Being 17 years Annie’s senior, Walter died in 1928 almost 20 years before she did, leaving her to continue her astronomical work alone. She continued to devote herself to the work of the British Astronomical Association, maintaining the role of editor of its journal for the year following her husband’s death. She also worked on chronology, and was referred to by Arthur Eddington on his enquiry on the date of the Nativity, as she was considered an authority in the field. She had written an essay on a biblical topic in 1923 which was awarded the Gibson Prize by Girton College. In her later years, she became interested in ancient astronomies, specifically the origin of the 48 ancient constellations, becoming an authoritative figure on the subject. In her final paper, in 1936, she revised an estimate of the date for the origin of the constellations, which she placed at around 2900 BC. Annie herself passed away on 15 September 1947 following a short illness.

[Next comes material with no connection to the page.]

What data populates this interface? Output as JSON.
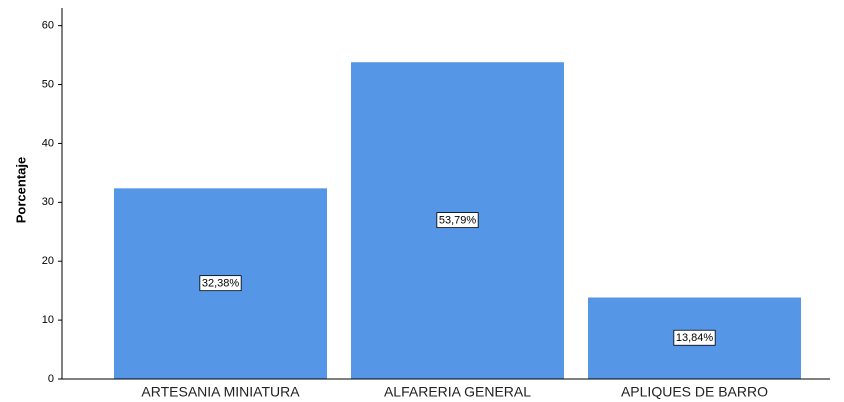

The name Maunder is still remembered in scientific circles today, though many forget that it represents not just Walter, but Annie too. Dr Sue Bowler, editor of the Royal Astronomical Society magazine, Astronomy and Geophysics writes:-
She was acknowledged on papers, she published in her own name as well as with her husband, she wrote books, she was clearly doing a lot of work but she also clearly kept to the conventions of the day.
The lunar crater Maunder is named for the pair, as is the Maunder minimum, the name used for the period of time around 1645 to 1715 during which sunspots became exceedingly rare. In 2016, the Annie Maunder Medal was created, a prize given in recognition of public engagement in science. 2018 saw a blue plaque unveiled in County Tyrone, where she was born, and in June of that year, the Royal Observatory Greenwich announced its instalment of a new telescope, the Annie Maunder Astrographic Telescope (AMAT). There is to be an exhibition about her story on the building’s ground floor.

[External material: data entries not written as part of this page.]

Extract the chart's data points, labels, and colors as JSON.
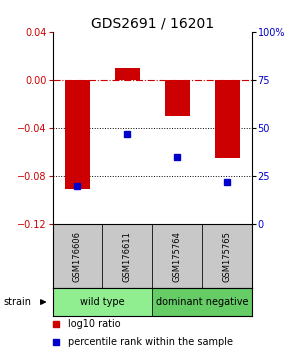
{
  "title": "GDS2691 / 16201",
  "samples": [
    "GSM176606",
    "GSM176611",
    "GSM175764",
    "GSM175765"
  ],
  "log10_ratio": [
    -0.091,
    0.01,
    -0.03,
    -0.065
  ],
  "percentile_rank": [
    20,
    47,
    35,
    22
  ],
  "bar_color": "#cc0000",
  "dot_color": "#0000cc",
  "ylim_left": [
    -0.12,
    0.04
  ],
  "ylim_right": [
    0,
    100
  ],
  "yticks_left": [
    0.04,
    0.0,
    -0.04,
    -0.08,
    -0.12
  ],
  "yticks_right": [
    100,
    75,
    50,
    25,
    0
  ],
  "hline_dash": 0.0,
  "hlines_dot": [
    -0.04,
    -0.08
  ],
  "groups": [
    {
      "label": "wild type",
      "start": 0,
      "end": 2,
      "color": "#90ee90"
    },
    {
      "label": "dominant negative",
      "start": 2,
      "end": 4,
      "color": "#66cc66"
    }
  ],
  "strain_label": "strain",
  "legend_items": [
    {
      "label": "log10 ratio",
      "color": "#cc0000"
    },
    {
      "label": "percentile rank within the sample",
      "color": "#0000cc"
    }
  ],
  "bg_color": "#ffffff",
  "sample_box_color": "#c8c8c8",
  "title_fontsize": 10,
  "tick_fontsize": 7,
  "sample_fontsize": 6,
  "group_fontsize": 7,
  "legend_fontsize": 7
}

Let us end with a quote from Marilyn Ogilvie:-
Forbidden professionalism by her gender, Annie Maunder was compelled to be an obligatory amateur. But rather than resenting this niche, she took advantage of the situation to become an advocate of the amateur. Possessing all the requisites for professionalism except the correct gender, she was not just an adjunct to Walter but an important contributor to astronomy in her own right. … Annie Maunder’s basic mathematical training, thoughtful publications, editing of journals and membership of professional organisations make it clear that she was a full participant in the astronomical community.